In this part of Ezekiel’s vision, there is water flowing from under the threshold of the temple. This is a visual of the ever-flowing grace of God to His people. It’s an indication that wherever we are, whatever our circumstances, God is in His holy temple, and His life-giving stream never dries up.

Significantly, the river flows from the presence of God, from the place of worship. It doesn’t matter how far we are from home, how unfamiliar our surroundings; we have continual access to God in worship. I’m not talking here about an impulse, a strategy, or a last-ditch S.O.S. Worship first involves the realization of who God is, and then what God has done for us through Christ. When those things are clear, worship follows. Worship is about God. It’s about gratitude. It’s about awe. It’s about glad submission.

Worship isn’t about me, but it involves me. It involves me believing God as He has revealed Himself, and the assurances He has given me. It means asking to do his will instead of asking Him to do mine. It involves a heart that wants more of Him and less of me. It means stepping into the flow that starts in His presence, and asking Him to take me deeper.

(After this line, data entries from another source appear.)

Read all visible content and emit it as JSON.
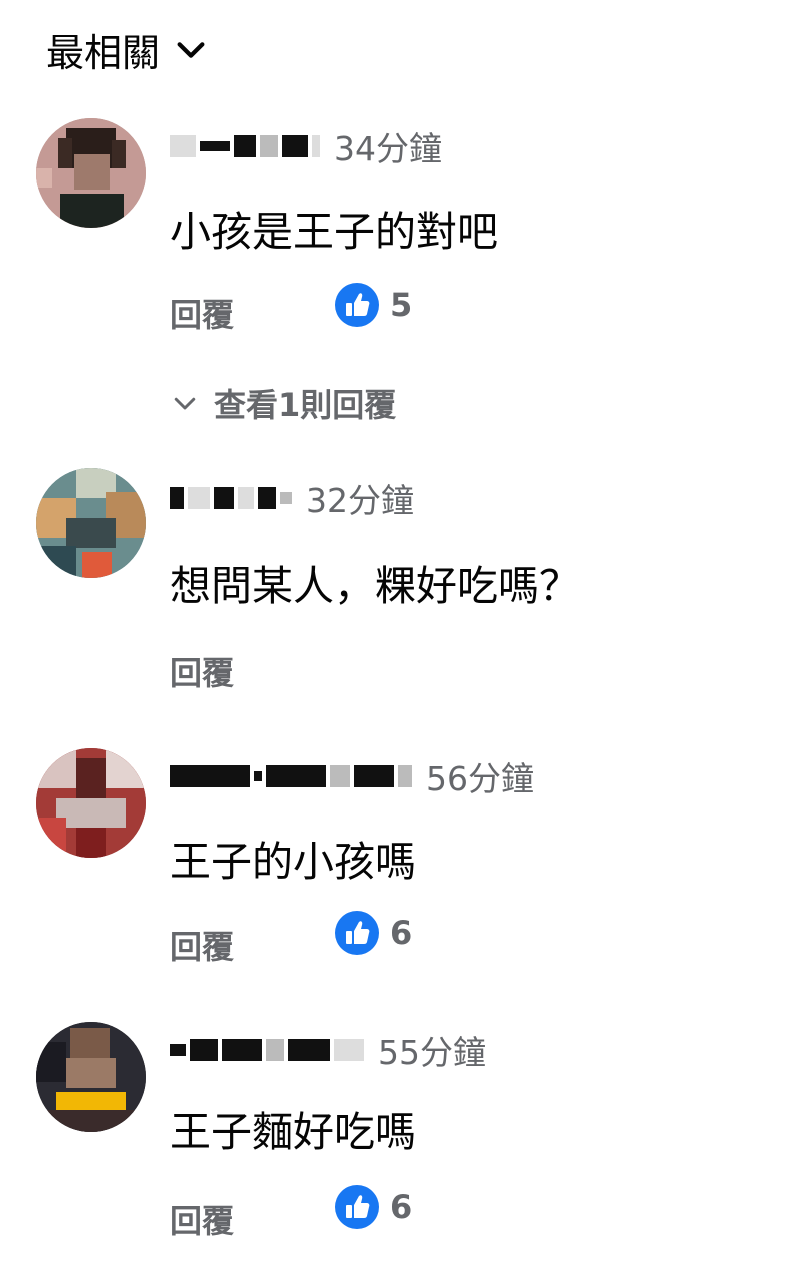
{
  "sort": {
    "label": "最相關",
    "icon": "chevron-down-icon"
  },
  "comments": [
    {
      "time": "34分鐘",
      "text": "小孩是王子的對吧",
      "reply": "回覆",
      "likes": "5",
      "view_replies": "查看1則回覆"
    },
    {
      "time": "32分鐘",
      "text": "想問某人，粿好吃嗎？",
      "reply": "回覆"
    },
    {
      "time": "56分鐘",
      "text": "王子的小孩嗎",
      "reply": "回覆",
      "likes": "6"
    },
    {
      "time": "55分鐘",
      "text": "王子麵好吃嗎",
      "reply": "回覆",
      "likes": "6"
    }
  ],
  "colors": {
    "like_blue": "#1877f2",
    "secondary_text": "#65676b",
    "primary_text": "#050505"
  }
}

God showed Ezekiel that as we walk out in the flow of life in Christ, the river gradually deepens, as does our spiritual life. Eventually, it’s deep enough to swim in, carrying us along. No one can cross it on their own two feet; we have to let go and let God. This water lifts and buoys us up.

When we reach the dead places — those heart-searing times of seemingly endless tears, where salt has settled and threatens to take over — it is the fresh water of this river that can restore life. If we get sidetracked into swamps of grief or bogged down in self-pity, we’ll need to get back into the river.

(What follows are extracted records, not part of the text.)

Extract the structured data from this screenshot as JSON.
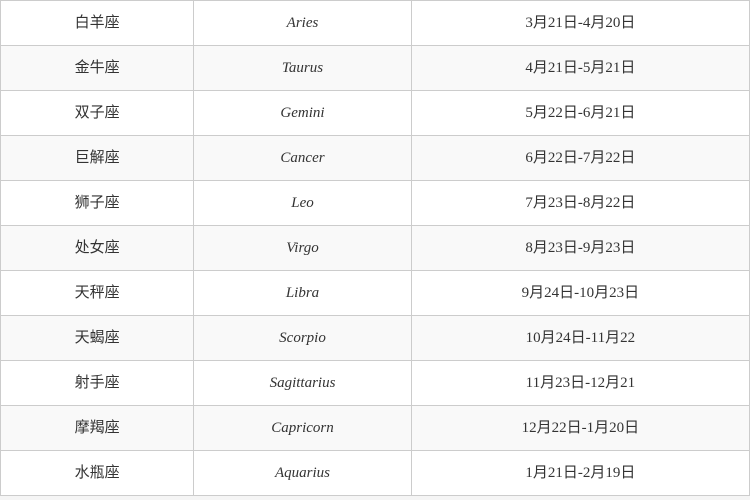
{
  "table": {
    "rows": [
      {
        "chinese": "白羊座",
        "english": "Aries",
        "dates": "3月21日-4月20日"
      },
      {
        "chinese": "金牛座",
        "english": "Taurus",
        "dates": "4月21日-5月21日"
      },
      {
        "chinese": "双子座",
        "english": "Gemini",
        "dates": "5月22日-6月21日"
      },
      {
        "chinese": "巨解座",
        "english": "Cancer",
        "dates": "6月22日-7月22日"
      },
      {
        "chinese": "狮子座",
        "english": "Leo",
        "dates": "7月23日-8月22日"
      },
      {
        "chinese": "处女座",
        "english": "Virgo",
        "dates": "8月23日-9月23日"
      },
      {
        "chinese": "天秤座",
        "english": "Libra",
        "dates": "9月24日-10月23日"
      },
      {
        "chinese": "天蝎座",
        "english": "Scorpio",
        "dates": "10月24日-11月22"
      },
      {
        "chinese": "射手座",
        "english": "Sagittarius",
        "dates": "11月23日-12月21"
      },
      {
        "chinese": "摩羯座",
        "english": "Capricorn",
        "dates": "12月22日-1月20日"
      },
      {
        "chinese": "水瓶座",
        "english": "Aquarius",
        "dates": "1月21日-2月19日"
      }
    ]
  }
}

This river also gives life to what grows alongside it, producing fruit that feeds us and others, and leaves that heal. When I stay immersed in God’s way and His will, it will have an impact on those around me. I’ll have good things to offer — God things to offer.

Life lived outside the river is a spiritual desert, like the Arabah — dry, often bleak, and more difficult than it needs to be. It’s a desolate landscape that has no room for God — the ultimate exile.

Lord, I want to be in the place You created me to be — in the gentle current of Your love, buoyed by Your Spirit, carried along by Your will, immersed in the fellowship of Your people. Help me today to worship You in Spirit and in truth; to be in the place where I belong. I ask it in the precious and powerful name of Jesus. Amen.